Standing on a mountaintop for totality was crossing into another dimension, suddenly finding ourselves on another world. Amazing. Sparkling ring, sun fire ghostly streaming, darkest circle. I understand now why people chase the eclipse. Totality is unlike anything. Entire landscape shifted, valleys, hills, mountains painted in nightcolour and cold. Sparkling planets came out in a midnight sky.
But back to Dillard’s piece…this part, about the shadow rushing towards them, sounds amazing:
I have said that I heard screams. (I have since read that screaming, with hysteria, is a common reaction even to expected total eclipses.) People on all the hillsides, including, I think, myself, screamed when the black body of the moon detached from the sky and rolled over the sun. But something else was happening at that same instant, and it was this, I believe, which made us scream.
The second before the sun went out we saw a wall of dark shadow come speeding at us. We no sooner saw it than it was upon us, like thunder. It roared up the valley.

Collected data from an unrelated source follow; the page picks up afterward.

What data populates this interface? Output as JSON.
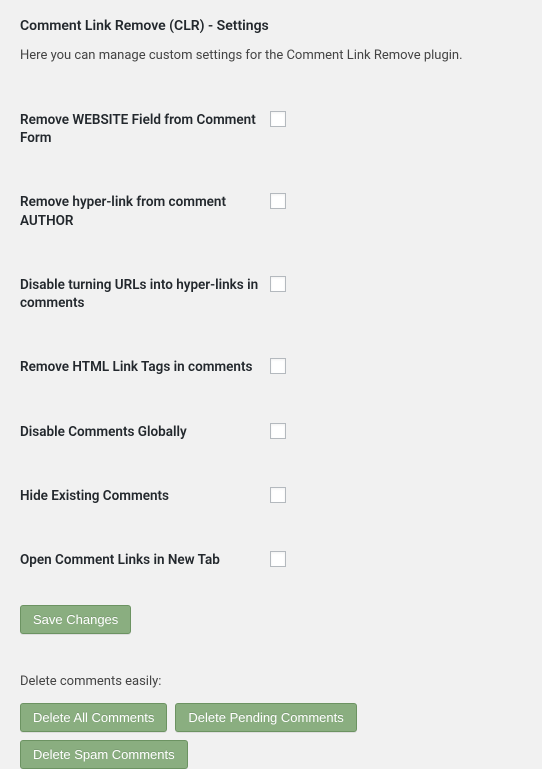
{
  "header": {
    "title": "Comment Link Remove (CLR) - Settings",
    "description": "Here you can manage custom settings for the Comment Link Remove plugin."
  },
  "settings": [
    {
      "label": "Remove WEBSITE Field from Comment Form",
      "checked": false
    },
    {
      "label": "Remove hyper-link from comment AUTHOR",
      "checked": false
    },
    {
      "label": "Disable turning URLs into hyper-links in comments",
      "checked": false
    },
    {
      "label": "Remove HTML Link Tags in comments",
      "checked": false
    },
    {
      "label": "Disable Comments Globally",
      "checked": false
    },
    {
      "label": "Hide Existing Comments",
      "checked": false
    },
    {
      "label": "Open Comment Links in New Tab",
      "checked": false
    }
  ],
  "actions": {
    "save_label": "Save Changes",
    "delete_label": "Delete comments easily:",
    "delete_all": "Delete All Comments",
    "delete_pending": "Delete Pending Comments",
    "delete_spam": "Delete Spam Comments"
  }
}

It slammed our hill and knocked us out. It was the monstrous swift shadow cone of the moon. I have since read that this wave of shadow moves 1,800 miles an hour. Language can give no sense of this sort of speed — 1,800 miles an hour. It was 195 miles wide. No end was in sight — you saw only the edge. It rolled at you across the land at 1,800 miles an hour, hauling darkness like plague behind it. Seeing it, and knowing it was coming straight for you, was like feeling a slug of anesthetic shoot up your arm. If you think very fast, you may have time to think, “Soon it will hit my brain.” You can feel the deadness race up your arm; you can feel the appalling, inhuman speed of your own blood. We saw the wall of shadow coming, and screamed before it hit.
Next time, and there will definitely be a next time, I’m hoping to get up high somewhere so I can see the shadow and more of the 360-degree sunset. BRB, pricing plane tickets to Argentina…

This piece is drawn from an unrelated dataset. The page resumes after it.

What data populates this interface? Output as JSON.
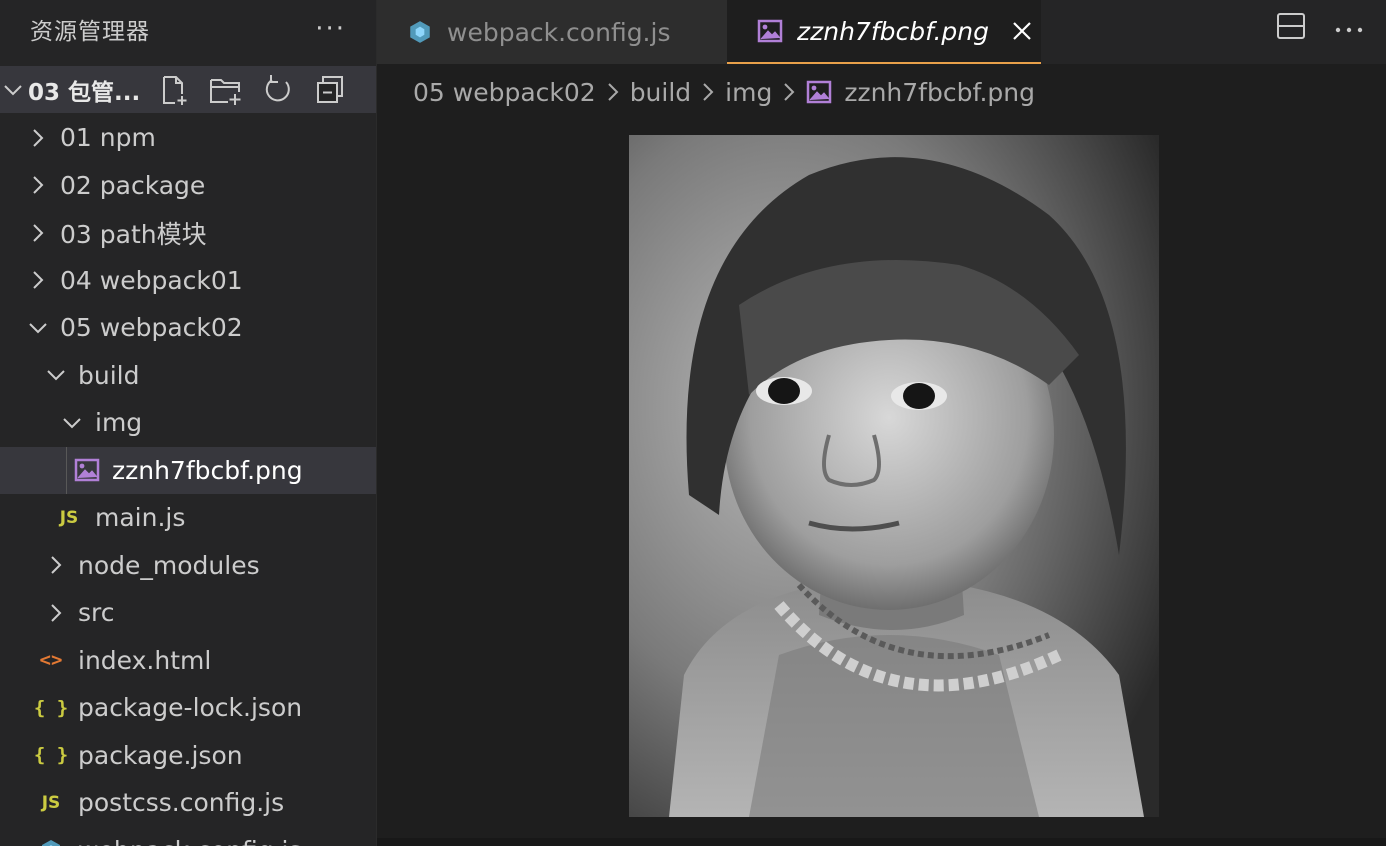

Update: Before the 2017 eclipse, Vox talked to some eclipse chasers about what it’s like to witness a total solar eclipse.
now that i’ve recovered from the drive, i can say that a lot of what these eclipse chasers told me makes sense now. agree completely that it’s something you have to see for yourself. what was different for me though is …. i got pretty sad. there’s a fine line between awe and grief. maybe in a different year it would have gone the other way, but tbh every exceptionally beautiful sunset makes me a tiny bit sad too. but this was sunset sadness times a thousand. absolutely punched by the impermanence. i hope i see it again and i hope you can see it too.